Exploring the Angkor ruins and relaxing in Siem Reap (Cambodia)

Let me first admit my ignorance about Angkor.  I had seen photographs of Angkor Wat.  Sure, it was beautiful and a must see for a tourist.  But I had no idea before this trip that Angkor Wat is only one structure, among 70+ other temples and palaces that have survived since Angkor’s fall from prevalance in 1431.  They are both Hindu and Buddhist in flavor.  The Angkor ruins are a must see and well worth the crazy $40, 3 day pass admission fee. 

We decided to take a tuk tuk with driver on our first day, to catch sunrise over Angkor Wat and then some of the ruins that are further away.  On our second day we rented bicycles from our guesthouse and cycled around the complex.  Here’s a quick overview.

First – sunrise over Angkor Wat.  We hate mornings but this was magical.  We joined about 150 other people, cameras pointing east, and I tried to grab some interesting shots by changing the settings on my camera.

Angkor Wat, sun just beginning to rise

Pre dawn over Angkor Wat

Sun up!
We hopped in the tuk tuk and Mr.
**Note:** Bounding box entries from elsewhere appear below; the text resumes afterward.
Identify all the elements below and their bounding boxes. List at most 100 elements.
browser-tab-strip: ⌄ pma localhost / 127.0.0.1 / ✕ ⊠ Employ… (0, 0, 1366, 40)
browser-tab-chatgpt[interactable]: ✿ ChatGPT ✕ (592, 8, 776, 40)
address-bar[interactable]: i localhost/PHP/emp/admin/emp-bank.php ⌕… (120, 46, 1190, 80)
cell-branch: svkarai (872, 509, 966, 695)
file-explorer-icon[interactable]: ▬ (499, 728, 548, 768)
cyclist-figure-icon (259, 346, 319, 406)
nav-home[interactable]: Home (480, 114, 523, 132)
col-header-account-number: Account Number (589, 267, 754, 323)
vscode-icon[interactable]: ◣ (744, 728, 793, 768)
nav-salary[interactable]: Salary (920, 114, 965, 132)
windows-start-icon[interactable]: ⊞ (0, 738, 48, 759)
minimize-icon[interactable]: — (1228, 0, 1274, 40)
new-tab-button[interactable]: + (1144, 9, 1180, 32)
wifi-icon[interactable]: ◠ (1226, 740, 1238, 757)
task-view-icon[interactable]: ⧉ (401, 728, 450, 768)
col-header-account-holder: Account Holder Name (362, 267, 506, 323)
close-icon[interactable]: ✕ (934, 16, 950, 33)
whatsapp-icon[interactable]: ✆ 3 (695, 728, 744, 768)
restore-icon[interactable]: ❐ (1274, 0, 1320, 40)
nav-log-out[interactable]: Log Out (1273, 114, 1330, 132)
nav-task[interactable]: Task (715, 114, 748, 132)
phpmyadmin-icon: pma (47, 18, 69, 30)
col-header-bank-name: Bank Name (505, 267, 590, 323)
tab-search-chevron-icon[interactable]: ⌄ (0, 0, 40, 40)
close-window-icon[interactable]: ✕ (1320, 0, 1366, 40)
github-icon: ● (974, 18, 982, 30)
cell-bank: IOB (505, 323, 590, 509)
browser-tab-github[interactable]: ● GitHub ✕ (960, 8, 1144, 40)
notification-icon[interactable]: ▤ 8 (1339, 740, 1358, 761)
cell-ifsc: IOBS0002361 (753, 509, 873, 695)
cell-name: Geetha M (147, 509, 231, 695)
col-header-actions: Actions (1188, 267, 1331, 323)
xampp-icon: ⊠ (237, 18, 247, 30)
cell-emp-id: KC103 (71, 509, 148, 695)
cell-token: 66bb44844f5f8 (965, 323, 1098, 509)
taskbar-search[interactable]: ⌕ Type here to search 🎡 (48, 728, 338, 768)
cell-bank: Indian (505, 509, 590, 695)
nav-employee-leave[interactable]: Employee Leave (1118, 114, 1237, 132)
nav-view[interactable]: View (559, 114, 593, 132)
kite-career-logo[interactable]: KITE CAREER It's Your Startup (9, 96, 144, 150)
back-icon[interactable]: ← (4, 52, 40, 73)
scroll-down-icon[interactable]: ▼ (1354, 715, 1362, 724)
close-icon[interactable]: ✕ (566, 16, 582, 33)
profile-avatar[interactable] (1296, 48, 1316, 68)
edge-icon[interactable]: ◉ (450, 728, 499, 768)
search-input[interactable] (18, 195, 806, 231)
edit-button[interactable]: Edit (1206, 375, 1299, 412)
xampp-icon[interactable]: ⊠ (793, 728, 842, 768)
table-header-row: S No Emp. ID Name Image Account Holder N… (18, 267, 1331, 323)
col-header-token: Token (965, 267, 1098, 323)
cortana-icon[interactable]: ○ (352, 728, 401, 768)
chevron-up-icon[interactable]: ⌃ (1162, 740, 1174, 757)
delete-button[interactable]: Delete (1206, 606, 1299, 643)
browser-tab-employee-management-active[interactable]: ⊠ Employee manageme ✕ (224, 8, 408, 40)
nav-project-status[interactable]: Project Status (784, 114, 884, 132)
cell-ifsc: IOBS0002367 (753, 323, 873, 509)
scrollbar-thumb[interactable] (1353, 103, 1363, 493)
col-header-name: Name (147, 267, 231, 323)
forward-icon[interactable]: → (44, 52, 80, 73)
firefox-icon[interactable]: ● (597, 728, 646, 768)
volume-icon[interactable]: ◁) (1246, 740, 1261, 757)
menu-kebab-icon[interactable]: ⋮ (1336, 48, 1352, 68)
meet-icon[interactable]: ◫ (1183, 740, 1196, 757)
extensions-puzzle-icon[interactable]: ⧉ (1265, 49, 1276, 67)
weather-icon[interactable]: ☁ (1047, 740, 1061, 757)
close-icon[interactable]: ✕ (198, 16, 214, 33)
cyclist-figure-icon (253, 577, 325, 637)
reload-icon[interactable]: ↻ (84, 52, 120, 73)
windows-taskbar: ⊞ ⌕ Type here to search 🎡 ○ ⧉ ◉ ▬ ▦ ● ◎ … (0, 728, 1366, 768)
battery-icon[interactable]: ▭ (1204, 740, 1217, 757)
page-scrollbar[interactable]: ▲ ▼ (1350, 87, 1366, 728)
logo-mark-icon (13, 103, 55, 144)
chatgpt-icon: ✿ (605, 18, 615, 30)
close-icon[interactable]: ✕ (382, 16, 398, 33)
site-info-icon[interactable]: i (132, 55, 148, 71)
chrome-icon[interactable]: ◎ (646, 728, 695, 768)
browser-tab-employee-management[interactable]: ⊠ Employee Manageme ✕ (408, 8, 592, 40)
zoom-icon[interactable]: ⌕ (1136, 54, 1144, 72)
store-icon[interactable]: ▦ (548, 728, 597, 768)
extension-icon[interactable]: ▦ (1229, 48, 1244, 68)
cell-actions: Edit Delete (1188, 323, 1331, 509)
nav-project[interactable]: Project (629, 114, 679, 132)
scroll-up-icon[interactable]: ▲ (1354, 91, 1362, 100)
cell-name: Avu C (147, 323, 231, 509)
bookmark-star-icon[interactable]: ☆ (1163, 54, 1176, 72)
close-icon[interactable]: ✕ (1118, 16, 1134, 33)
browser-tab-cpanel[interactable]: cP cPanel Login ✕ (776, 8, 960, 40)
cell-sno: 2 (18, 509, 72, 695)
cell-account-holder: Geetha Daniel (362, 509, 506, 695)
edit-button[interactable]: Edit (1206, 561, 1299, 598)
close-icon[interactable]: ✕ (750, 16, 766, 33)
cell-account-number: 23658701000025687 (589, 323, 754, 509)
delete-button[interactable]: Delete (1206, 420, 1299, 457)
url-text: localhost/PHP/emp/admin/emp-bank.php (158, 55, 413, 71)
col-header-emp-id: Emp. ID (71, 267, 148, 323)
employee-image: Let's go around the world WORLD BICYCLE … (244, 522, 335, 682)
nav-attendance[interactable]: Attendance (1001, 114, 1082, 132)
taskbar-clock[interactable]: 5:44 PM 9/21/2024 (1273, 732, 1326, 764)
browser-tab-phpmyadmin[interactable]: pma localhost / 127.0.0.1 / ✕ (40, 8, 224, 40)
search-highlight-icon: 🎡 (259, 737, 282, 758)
Naray took us out to Banteay Srei, a temple 15 miles from the main complex.   The carvings at Banteay Srei are particularly detailed.  It is called the “Citadel of Women” due to the intricate carvings. 

Banteay Srei
We also went to Pre Rup, East Mebon, Banteay Samre, Ta Som, Neak Pean, and Preah Kahn. 

Carvings of Aspara dancers like this are all over the ruins
“Ruining” is hard work.  Actually, the sun and all the climbing up and down and over ruins is exhausting.  Lucky for us, we found the best guesthouse in Siem Reap: Sam So Guesthouse.

We’ve stayed in a lot of places during our travels and Sam So and his family were the nicest people we’ve encountered (outside of friends and family of course!).  We spend a couple evenings chatting over cold beers with Sam So and his family.  http://samsoguesthouse.com/

One other night we tried this $3 BBQ place across the street from our guesthouse.  They brought a little grill with a steamer top to our table and we cooked lots of squid, noodles, and veggies.  Yum.


DIY BBQ place
On day two we rented bicycles and explored the main temple complex.  It took about 40 minutes to get from our guesthouse to Angkor Wat, going at a leisurely pace on our single speeds.

Brandon with our bicycles!
We cycled first to Ta Prohm, most famous now for its appearance in Tomb Raider.  It used to be the home of 12,000+ people.  

A tree has ‘eaten’ this building (Ta Prohm)
We stopped at Ta Keo, a temple that’s not as popular with tour groups but pleasantly surprised us.  The climb to the top was super steep and the climb down was not for those with fear of heights!

Ta Keo – those are steep steps
We also went to the Terrace of the Leper King, the Terrace of the Elephants, Thommanon, Phimeanakas.  Pictures on Flickr! 

Our last two stops were the two most popular: Bayon and Angkor Wat.

Bayon is the temple with all the faces. They are stunning but also a little creepy.  There are 216 faces in Bayon – some day its the face of the King Jayavarman VII, other say its the face of the Buddha of Compassion (it’s worth noting that the currently Dalai Lama is the reincarnation of the Buddha of Compassion, Avalokiteshvara).


Going for a perfect circle, we ended the day at Angkor Wat.  

By that time, our butts hurt from the cycling (it’s been a while!).  What better way to fix that than spending a couple hours at the Blue Pumpkin, an awesome cafe with big couches where you can lean back, legs reclined, and catch up on some communiques!